We study the orbital angular momentum of magnons for collinear ferromagnet (FM) and antiferromagnetic (AF) systems with nontrivial networks of exchange interactions. The orbital angular momentum of magnons for AF and FM zigzag and honeycomb lattices becomes nonzero when the lattice contains two inequivalent sites and is largest at the avoided-crossing points or extremum of the frequency bands.
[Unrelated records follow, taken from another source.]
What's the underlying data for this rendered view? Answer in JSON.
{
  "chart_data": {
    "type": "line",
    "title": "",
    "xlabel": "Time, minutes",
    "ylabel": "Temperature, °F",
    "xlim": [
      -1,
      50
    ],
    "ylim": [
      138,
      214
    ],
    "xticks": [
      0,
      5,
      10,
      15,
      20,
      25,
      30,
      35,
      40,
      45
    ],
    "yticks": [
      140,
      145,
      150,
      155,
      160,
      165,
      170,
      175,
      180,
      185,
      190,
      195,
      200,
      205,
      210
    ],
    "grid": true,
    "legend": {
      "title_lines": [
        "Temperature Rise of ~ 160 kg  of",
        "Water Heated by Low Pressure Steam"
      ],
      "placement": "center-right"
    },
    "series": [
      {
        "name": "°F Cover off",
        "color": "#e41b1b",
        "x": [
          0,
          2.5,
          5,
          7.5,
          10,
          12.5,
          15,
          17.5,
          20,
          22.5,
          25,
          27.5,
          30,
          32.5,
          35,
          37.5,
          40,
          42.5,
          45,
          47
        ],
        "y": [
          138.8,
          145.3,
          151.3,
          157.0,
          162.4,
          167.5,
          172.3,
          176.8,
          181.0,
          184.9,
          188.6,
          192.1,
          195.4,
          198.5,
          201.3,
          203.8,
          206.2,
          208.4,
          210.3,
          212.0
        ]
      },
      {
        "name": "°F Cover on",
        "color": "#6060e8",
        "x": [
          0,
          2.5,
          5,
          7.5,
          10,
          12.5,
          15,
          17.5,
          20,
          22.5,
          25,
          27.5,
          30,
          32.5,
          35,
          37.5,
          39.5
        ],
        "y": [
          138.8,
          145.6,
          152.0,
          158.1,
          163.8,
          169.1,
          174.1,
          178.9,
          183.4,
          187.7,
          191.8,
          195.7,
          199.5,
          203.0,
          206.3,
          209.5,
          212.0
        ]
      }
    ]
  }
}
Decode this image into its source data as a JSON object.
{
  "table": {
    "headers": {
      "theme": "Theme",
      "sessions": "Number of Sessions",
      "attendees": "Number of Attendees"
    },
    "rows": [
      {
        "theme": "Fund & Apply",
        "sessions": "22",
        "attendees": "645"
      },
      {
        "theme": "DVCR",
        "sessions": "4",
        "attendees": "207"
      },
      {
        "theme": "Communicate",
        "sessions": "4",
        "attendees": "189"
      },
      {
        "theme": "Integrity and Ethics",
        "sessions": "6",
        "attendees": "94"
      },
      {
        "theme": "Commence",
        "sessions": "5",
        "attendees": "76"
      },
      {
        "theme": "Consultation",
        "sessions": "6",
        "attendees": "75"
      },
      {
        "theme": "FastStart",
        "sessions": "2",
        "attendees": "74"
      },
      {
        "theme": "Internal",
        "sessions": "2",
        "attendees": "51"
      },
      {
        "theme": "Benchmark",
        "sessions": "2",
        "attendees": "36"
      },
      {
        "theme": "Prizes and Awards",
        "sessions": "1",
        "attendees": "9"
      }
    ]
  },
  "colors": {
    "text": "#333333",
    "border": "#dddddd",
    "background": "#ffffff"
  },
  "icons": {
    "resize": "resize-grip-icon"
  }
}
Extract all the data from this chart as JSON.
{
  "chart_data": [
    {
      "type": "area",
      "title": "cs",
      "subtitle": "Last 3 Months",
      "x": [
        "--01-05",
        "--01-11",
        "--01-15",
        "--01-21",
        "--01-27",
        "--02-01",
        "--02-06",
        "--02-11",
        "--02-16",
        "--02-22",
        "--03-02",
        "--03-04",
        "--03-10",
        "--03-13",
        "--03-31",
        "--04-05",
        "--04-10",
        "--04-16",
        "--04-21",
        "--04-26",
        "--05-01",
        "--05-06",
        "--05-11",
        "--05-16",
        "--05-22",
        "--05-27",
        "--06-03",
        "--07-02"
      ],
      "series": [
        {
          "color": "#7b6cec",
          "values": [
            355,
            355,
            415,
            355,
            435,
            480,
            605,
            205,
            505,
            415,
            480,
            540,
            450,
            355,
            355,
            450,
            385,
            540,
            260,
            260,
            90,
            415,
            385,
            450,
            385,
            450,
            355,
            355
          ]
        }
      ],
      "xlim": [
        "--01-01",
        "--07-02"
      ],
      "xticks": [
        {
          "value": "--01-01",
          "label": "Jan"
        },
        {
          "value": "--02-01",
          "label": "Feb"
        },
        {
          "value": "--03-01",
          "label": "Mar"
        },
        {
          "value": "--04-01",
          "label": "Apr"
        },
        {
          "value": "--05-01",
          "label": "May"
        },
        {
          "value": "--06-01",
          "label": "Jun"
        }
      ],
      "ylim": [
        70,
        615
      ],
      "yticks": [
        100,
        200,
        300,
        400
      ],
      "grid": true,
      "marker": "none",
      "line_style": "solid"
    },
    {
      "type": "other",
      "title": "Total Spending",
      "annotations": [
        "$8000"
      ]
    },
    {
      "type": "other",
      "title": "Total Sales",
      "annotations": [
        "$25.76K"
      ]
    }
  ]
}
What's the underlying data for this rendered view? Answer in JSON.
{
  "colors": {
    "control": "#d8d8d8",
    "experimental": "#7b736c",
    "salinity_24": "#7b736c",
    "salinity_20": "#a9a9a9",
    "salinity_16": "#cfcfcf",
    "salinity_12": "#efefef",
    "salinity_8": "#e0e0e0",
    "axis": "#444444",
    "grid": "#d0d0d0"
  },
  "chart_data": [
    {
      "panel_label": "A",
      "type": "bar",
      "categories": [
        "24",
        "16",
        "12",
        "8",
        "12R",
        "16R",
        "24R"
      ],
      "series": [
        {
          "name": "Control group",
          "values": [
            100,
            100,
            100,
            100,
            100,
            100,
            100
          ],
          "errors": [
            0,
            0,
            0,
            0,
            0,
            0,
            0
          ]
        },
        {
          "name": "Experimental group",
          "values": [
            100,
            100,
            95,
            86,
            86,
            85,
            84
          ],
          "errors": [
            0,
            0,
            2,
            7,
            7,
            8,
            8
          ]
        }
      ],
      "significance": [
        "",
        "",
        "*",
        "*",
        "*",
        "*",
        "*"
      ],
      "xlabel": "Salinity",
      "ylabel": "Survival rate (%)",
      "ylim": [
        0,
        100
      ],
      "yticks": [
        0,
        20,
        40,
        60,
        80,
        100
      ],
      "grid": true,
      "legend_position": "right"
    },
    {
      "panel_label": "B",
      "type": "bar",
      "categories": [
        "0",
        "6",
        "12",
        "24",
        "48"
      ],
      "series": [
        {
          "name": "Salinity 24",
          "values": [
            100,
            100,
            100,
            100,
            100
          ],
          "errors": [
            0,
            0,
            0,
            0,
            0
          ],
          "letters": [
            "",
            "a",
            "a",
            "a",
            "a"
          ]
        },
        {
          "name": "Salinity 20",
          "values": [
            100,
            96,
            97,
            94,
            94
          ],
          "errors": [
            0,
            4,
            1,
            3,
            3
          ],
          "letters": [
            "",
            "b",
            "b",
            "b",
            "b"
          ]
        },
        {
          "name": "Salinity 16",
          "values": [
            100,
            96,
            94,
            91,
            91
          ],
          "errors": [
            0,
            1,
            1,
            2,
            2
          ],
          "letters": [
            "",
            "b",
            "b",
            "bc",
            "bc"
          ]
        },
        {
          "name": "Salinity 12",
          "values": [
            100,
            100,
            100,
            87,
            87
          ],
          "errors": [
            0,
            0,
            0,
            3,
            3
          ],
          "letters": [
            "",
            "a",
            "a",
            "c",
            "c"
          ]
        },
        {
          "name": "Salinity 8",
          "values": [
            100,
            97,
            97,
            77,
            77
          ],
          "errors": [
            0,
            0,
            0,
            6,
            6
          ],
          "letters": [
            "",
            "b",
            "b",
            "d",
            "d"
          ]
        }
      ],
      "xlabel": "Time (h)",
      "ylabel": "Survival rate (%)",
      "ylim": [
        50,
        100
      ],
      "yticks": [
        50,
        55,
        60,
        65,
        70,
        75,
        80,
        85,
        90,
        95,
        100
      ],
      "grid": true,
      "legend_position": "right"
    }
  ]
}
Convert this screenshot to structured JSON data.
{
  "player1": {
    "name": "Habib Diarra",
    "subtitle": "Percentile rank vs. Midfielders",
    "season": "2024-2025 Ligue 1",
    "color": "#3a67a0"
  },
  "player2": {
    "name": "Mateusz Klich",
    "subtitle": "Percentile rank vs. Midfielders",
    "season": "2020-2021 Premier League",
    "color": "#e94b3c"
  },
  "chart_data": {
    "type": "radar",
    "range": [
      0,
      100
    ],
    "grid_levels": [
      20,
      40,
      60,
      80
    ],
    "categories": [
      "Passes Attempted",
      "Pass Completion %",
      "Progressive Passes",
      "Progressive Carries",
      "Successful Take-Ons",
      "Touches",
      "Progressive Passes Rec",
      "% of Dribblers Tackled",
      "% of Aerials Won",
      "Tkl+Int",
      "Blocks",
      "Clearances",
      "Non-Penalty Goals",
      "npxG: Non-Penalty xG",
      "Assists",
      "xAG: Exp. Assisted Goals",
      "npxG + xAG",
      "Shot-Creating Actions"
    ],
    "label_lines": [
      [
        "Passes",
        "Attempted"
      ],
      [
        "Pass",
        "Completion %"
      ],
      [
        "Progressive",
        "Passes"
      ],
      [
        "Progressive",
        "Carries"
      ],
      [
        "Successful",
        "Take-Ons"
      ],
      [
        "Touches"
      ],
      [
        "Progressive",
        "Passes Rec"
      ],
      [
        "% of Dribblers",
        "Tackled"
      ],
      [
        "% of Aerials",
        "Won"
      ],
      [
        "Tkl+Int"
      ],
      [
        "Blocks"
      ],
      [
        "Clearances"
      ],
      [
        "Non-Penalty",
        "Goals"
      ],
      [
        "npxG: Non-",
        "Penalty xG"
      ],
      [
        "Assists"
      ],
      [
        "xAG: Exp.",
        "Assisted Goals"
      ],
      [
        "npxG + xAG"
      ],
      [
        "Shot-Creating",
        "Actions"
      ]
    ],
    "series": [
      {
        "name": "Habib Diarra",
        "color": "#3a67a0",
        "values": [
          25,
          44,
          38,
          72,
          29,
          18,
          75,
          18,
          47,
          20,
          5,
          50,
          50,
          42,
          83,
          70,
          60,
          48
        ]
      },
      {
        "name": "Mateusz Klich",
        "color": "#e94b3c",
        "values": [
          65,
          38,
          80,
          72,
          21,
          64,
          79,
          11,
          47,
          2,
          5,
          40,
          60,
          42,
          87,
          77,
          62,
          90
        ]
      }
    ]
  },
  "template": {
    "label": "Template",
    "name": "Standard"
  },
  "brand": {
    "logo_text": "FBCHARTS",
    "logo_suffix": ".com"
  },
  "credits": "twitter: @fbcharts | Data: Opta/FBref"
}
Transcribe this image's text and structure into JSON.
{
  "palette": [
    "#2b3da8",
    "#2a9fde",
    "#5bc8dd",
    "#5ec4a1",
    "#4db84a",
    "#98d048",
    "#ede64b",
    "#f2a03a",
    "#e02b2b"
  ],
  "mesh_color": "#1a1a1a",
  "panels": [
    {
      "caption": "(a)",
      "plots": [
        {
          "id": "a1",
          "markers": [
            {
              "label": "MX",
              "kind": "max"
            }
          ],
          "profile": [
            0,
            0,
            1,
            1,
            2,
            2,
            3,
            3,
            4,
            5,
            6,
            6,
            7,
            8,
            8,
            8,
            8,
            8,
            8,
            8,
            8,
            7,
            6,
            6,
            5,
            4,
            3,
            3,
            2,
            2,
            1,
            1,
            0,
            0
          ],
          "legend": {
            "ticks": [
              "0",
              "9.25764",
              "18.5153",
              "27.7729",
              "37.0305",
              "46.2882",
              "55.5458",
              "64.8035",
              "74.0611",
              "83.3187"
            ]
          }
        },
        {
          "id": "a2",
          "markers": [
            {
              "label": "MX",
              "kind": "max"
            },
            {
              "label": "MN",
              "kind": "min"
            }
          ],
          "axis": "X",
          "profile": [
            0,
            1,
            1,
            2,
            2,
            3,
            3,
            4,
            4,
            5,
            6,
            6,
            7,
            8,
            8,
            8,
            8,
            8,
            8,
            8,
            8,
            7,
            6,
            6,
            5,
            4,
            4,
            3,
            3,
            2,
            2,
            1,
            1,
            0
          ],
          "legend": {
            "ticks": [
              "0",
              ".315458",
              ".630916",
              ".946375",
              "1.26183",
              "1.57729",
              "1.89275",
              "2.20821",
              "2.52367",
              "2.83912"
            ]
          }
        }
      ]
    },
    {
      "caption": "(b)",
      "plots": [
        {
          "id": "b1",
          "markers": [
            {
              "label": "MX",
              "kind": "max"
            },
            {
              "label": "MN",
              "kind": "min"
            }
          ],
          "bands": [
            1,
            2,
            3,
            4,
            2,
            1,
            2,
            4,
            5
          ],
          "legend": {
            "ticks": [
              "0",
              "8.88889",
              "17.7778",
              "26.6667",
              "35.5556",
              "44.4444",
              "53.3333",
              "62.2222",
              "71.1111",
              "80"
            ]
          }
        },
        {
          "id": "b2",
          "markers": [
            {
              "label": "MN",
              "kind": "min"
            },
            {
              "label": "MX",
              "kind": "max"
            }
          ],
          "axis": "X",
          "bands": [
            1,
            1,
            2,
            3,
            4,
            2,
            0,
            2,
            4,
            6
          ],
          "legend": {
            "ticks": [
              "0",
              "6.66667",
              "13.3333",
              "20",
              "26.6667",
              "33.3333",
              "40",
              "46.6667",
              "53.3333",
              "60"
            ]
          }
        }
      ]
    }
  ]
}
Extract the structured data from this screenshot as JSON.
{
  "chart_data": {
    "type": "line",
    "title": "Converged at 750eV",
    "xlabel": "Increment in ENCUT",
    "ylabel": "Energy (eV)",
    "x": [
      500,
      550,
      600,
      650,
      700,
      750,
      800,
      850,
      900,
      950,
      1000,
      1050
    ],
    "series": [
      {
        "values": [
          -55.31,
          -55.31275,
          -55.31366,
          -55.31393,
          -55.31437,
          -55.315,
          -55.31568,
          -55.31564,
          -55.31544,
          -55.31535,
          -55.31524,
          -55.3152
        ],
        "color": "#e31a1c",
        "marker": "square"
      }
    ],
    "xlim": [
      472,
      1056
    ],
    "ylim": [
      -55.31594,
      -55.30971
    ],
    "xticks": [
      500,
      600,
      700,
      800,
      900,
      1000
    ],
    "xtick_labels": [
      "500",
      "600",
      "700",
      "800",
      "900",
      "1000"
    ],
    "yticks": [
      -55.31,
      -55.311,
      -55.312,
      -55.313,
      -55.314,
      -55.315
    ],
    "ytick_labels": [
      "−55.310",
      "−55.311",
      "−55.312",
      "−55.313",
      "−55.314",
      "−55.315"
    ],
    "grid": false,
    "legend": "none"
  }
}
Hence, the arrangement of exchange interactions may play a more important role at producing the orbital angular momentum of magnons than the spin-orbit coupling energy and the resulting noncollinear arrangement of spins.

Figure 1

FM zigzag. (a) A square lattice with alternating FM exchange interactions $J_1$ and $J_2$ between up spins. (b) Magnon bands for $k_{y}a/2\pi =0.1$. (c) The OAM ${\mathcal{L}}_{zn}(\mathbf{k})/\hslash$ graphed as a function of $\mathbf{k}$ for different values of $r=J_2/J_1$. The dashed line shows $k_{y}a/2\pi =0.1$ (d) Magnons of an $r=2$ FM zigzag material traveling with opposite momenta $\pm \mathbf{k}$ and $\mathrm{OAM}\pm \mathcal{L}$ in a temperature gradient.

Figure 2

AF zigzag. (a) A square lattice with FM exchange $J_2>0$ on zigzag chains with up (closed circles) or down (open circles) spins coupled by AF exchange $J_1<0$. (b) The OAM for upper (top) and lower (bottom) bands versus $\mathbf{k}$ for different values of $J_1$ and $J_2$.

Figure 3

FM honeycomb. (a) A honeycomb lattice with FM exchange $J>0$ between neighboring up spins and DM interaction $D$ between next-nearest neighbors. (b) The OAM for the upper (top) and lower (bottom) bands versus $\mathbf{k}$ for different values of $d=-2D/3J$.

Figure 4

AF honeycomb. (a) A honeycomb lattice with AF exchange $J<0$ between up (closed circles, site 2) and down (open circles, site 1) spins. (b) The OAM of the major (left) and minor (right) bands versus $\mathbf{k}$ for anisotropy $\kappa =0$.